Mary Ella McGinnis
December 15, 1869
August 6, 1875
The likeness of Mary Ella McGinnis was created in the Victorian style of memorializing children in funerary statuary. The realism of the statue is remarkable–her curly hair cascades to her shoulders as she looks forward. Mary Ella is depicted in her finest clothing, the eyelet lace still visible in the bottom of her skirt. She is portrayed holding flowers in her apron with one hand and a single flower in her other hand. Because of the weathering of the soft marble, the kind of flower is not discernable. The act of placing the single flower on a grave is a common motif and expresses the transitory nature of life. The flower she holds in one hand is a floral metaphor for a young flower that did not have time to fully bloom on Earth, a poignant visual message coupled with the image of this young girl.

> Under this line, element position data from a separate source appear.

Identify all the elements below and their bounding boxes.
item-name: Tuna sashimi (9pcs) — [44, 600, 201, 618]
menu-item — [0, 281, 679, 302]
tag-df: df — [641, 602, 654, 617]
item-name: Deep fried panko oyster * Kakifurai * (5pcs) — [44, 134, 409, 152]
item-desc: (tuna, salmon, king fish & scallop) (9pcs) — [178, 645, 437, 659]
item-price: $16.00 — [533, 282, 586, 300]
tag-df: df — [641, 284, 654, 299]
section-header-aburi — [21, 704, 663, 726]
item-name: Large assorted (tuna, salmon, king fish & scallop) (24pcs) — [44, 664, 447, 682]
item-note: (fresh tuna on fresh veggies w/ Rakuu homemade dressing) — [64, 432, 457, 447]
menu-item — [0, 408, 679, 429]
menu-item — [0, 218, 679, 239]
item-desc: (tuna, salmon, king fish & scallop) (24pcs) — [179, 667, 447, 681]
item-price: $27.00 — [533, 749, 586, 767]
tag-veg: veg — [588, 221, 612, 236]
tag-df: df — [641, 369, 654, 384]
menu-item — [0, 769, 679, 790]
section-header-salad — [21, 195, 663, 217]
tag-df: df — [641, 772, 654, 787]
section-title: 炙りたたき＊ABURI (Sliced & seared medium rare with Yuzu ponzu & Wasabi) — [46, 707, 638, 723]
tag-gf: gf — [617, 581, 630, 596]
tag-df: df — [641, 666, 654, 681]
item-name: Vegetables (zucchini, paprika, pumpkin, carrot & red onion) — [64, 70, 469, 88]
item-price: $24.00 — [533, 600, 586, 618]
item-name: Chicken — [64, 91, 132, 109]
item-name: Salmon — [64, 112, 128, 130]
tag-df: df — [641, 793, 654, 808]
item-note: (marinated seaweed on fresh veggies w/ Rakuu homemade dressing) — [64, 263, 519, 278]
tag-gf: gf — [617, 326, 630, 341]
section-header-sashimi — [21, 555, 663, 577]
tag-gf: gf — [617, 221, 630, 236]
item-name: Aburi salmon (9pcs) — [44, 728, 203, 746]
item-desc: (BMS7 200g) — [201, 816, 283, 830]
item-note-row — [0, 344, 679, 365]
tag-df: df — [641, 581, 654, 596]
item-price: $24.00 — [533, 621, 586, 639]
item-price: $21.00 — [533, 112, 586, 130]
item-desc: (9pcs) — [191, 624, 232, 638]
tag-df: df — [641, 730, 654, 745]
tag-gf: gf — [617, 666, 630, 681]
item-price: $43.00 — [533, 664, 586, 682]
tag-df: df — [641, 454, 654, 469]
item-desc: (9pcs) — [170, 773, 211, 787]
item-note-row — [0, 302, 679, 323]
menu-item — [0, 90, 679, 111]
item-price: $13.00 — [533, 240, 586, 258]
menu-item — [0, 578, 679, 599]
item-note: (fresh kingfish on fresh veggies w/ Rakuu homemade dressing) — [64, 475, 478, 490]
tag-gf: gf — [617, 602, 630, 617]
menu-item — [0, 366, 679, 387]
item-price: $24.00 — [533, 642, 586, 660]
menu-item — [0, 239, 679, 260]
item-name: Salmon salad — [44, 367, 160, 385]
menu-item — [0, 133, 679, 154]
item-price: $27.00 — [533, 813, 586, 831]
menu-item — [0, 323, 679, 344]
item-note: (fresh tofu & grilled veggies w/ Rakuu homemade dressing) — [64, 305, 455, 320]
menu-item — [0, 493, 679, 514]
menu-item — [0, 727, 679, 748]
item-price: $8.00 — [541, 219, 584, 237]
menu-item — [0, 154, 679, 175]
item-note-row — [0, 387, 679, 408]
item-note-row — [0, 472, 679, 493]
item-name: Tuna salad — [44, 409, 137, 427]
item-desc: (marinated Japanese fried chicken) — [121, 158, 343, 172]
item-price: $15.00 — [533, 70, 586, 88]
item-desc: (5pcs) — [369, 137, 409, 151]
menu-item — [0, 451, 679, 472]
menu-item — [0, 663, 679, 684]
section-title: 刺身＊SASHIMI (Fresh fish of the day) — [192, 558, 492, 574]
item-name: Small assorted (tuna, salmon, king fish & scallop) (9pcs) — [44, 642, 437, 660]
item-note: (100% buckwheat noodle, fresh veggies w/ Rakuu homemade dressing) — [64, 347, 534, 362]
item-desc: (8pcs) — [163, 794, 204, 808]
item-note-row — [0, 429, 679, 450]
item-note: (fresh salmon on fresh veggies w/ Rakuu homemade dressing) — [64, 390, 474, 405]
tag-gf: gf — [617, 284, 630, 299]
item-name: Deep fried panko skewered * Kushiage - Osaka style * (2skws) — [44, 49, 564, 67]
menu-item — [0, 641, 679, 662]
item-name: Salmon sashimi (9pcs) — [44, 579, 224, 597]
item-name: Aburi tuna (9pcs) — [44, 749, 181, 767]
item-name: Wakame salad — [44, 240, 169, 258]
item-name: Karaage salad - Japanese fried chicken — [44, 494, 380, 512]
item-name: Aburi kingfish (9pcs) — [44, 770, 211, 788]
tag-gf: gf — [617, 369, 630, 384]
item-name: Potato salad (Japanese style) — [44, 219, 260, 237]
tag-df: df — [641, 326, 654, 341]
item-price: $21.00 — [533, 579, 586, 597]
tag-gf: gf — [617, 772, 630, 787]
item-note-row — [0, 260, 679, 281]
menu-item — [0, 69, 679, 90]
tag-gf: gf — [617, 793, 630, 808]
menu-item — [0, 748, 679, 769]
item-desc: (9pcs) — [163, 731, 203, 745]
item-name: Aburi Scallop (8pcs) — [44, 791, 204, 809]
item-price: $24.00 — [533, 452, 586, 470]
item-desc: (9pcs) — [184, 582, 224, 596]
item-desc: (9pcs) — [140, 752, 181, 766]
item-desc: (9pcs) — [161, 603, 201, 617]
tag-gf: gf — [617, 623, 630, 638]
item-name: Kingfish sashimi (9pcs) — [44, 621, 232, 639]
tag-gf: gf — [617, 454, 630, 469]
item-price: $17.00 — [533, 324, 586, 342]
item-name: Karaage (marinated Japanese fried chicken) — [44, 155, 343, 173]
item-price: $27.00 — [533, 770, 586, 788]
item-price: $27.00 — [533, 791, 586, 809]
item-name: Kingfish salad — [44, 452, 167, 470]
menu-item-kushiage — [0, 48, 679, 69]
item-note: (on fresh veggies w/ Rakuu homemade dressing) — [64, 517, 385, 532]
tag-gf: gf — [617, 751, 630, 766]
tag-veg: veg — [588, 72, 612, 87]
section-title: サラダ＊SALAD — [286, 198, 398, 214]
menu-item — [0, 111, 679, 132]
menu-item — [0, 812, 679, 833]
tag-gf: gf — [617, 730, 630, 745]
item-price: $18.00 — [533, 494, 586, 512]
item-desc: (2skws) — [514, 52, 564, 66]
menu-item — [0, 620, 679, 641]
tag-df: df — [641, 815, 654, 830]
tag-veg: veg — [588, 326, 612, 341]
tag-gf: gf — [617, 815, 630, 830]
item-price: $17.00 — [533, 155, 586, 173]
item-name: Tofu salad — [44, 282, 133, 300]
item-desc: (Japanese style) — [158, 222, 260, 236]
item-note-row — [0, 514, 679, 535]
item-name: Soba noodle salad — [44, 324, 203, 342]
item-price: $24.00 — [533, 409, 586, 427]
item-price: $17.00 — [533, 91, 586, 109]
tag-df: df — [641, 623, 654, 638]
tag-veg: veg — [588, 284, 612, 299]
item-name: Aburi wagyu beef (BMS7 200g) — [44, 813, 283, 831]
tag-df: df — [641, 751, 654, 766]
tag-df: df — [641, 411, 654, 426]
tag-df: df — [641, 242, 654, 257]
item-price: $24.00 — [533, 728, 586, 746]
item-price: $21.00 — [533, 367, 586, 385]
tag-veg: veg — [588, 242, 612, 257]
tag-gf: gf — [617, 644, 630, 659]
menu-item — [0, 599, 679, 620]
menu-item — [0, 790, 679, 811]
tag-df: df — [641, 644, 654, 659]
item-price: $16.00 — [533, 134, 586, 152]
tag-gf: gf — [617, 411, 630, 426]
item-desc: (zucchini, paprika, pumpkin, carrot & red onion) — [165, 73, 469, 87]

Mary Ella, who died of lung congestion at 5 and ½ years old, was the daughter of George and Josephine McGinnis. Her father, George, was a colonel, promoted to brigadier general, during the Civil War in the 11th Indiana Volunteer Infantry. According to Memories of the Past: A Tour of Historic Crown Hill Cemetery by Wayne L. Sanford, this Italian white-marble sculpture is the second statue completed for her grave. The first was reportedly created by the great sculptor Lorado Taft and rejected by the family.